3 Key Ways To Improve Your Incident Response
An increasing cyber security challenge facing enterprises across the globe is how to effectively respond to security events in a prompt manner.
As modern businesses continue to progress in their digital transformations, they increasingly move to the cloud, adopt IoT and add new tools. This expanding attack surface increases security, financial and reputational risk. In fact, IDC reports that 40% of U.S. firms are attacked at least daily1. Meaning, it is critical for enterprises to develop and implement a proactive incident response (IR) plan that combats an increasing lack of perimeter visibility, in-house expertise and proactive incident response.
Detecting, qualifying, investigating and responding to threats is a full-time job that requires vigilance and a specific skill set. However, shrinking security budgets and a cyber security skills shortage make it extremely difficult for businesses to defend themselves from malicious attacks.
So, how can security teams stop fire-fighting and improve incident response (IR)?
- Plan. Identify security gaps by shining a light on them to increase visibility. Proactive incident management planning enables businesses to develop and evaluate the efficacy of their programs. Enterprises need to develop an incident response plan so that the entire team understands when an event turns into an incident, and more importantly, identify who the subject matter experts are needed for response efforts. Building and maintaining an incident management playbook enables teams to understand the process to respond to scenarios organizations are likely to face from threat actors.
- Automate. Adopting tools and technology to automate repetitive manual tasks enables your security teams to quickly detect, gather data and expedite response to high-risk incidents across the enterprise. Optiv research finds a 96% reduction in the average time to triage an alert after implementing automated workflows.

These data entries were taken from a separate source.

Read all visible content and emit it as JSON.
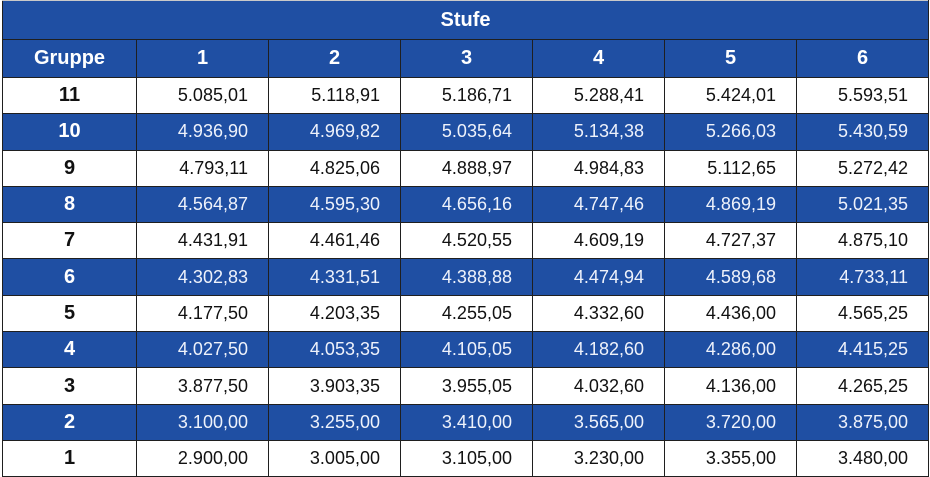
{
  "table": {
    "title": "Stufe",
    "group_header": "Gruppe",
    "levels": [
      "1",
      "2",
      "3",
      "4",
      "5",
      "6"
    ],
    "rows": [
      {
        "group": "11",
        "values": [
          "5.085,01",
          "5.118,91",
          "5.186,71",
          "5.288,41",
          "5.424,01",
          "5.593,51"
        ]
      },
      {
        "group": "10",
        "values": [
          "4.936,90",
          "4.969,82",
          "5.035,64",
          "5.134,38",
          "5.266,03",
          "5.430,59"
        ]
      },
      {
        "group": "9",
        "values": [
          "4.793,11",
          "4.825,06",
          "4.888,97",
          "4.984,83",
          "5.112,65",
          "5.272,42"
        ]
      },
      {
        "group": "8",
        "values": [
          "4.564,87",
          "4.595,30",
          "4.656,16",
          "4.747,46",
          "4.869,19",
          "5.021,35"
        ]
      },
      {
        "group": "7",
        "values": [
          "4.431,91",
          "4.461,46",
          "4.520,55",
          "4.609,19",
          "4.727,37",
          "4.875,10"
        ]
      },
      {
        "group": "6",
        "values": [
          "4.302,83",
          "4.331,51",
          "4.388,88",
          "4.474,94",
          "4.589,68",
          "4.733,11"
        ]
      },
      {
        "group": "5",
        "values": [
          "4.177,50",
          "4.203,35",
          "4.255,05",
          "4.332,60",
          "4.436,00",
          "4.565,25"
        ]
      },
      {
        "group": "4",
        "values": [
          "4.027,50",
          "4.053,35",
          "4.105,05",
          "4.182,60",
          "4.286,00",
          "4.415,25"
        ]
      },
      {
        "group": "3",
        "values": [
          "3.877,50",
          "3.903,35",
          "3.955,05",
          "4.032,60",
          "4.136,00",
          "4.265,25"
        ]
      },
      {
        "group": "2",
        "values": [
          "3.100,00",
          "3.255,00",
          "3.410,00",
          "3.565,00",
          "3.720,00",
          "3.875,00"
        ]
      },
      {
        "group": "1",
        "values": [
          "2.900,00",
          "3.005,00",
          "3.105,00",
          "3.230,00",
          "3.355,00",
          "3.480,00"
        ]
      }
    ]
  },
  "colors": {
    "header_blue": "#1f4fa3",
    "white": "#ffffff"
  }
}
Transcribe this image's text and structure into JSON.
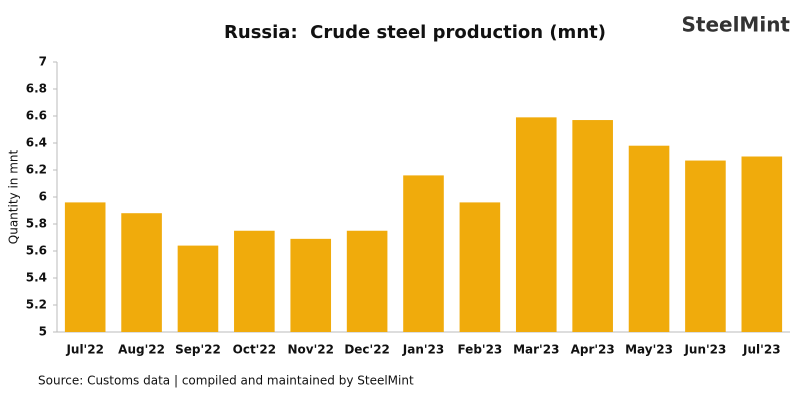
{
  "chart_data": {
    "type": "bar",
    "title": "Russia:  Crude steel production (mnt)",
    "logo": "SteelMint",
    "y_label": "Quantity in mnt",
    "source": "Source:  Customs data | compiled and maintained by SteelMint",
    "categories": [
      "Jul'22",
      "Aug'22",
      "Sep'22",
      "Oct'22",
      "Nov'22",
      "Dec'22",
      "Jan'23",
      "Feb'23",
      "Mar'23",
      "Apr'23",
      "May'23",
      "Jun'23",
      "Jul'23"
    ],
    "values": [
      5.96,
      5.88,
      5.64,
      5.75,
      5.69,
      5.75,
      6.16,
      5.96,
      6.59,
      6.57,
      6.38,
      6.27,
      6.3
    ],
    "color": "#f0ab0c",
    "ylim": [
      5,
      7
    ],
    "yticks": [
      5,
      5.2,
      5.4,
      5.6,
      5.8,
      6,
      6.2,
      6.4,
      6.6,
      6.8,
      7
    ],
    "grid": false
  }
}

- Orchestrate. Leveraging orchestration in your IR playbook enables you to employ human control in the automation process. Orchestration aligns the people, processes and technologies required to mitigate incidents with intelligent and agile decision making capabilities. It escalates alerts, provides additional context and notifies the right people and tools to remediate incidents.
Thoughtfully architecting an IR plan that leverages automation and orchestration enables enterprise security teams to gain the speed, agility and expertise required to quickly detect, intelligently respond to and mitigate increasingly complex malicious attacks.
(1) IDC InfoBrief Sponsored by Splunk, The State of Security Operations, April 2017.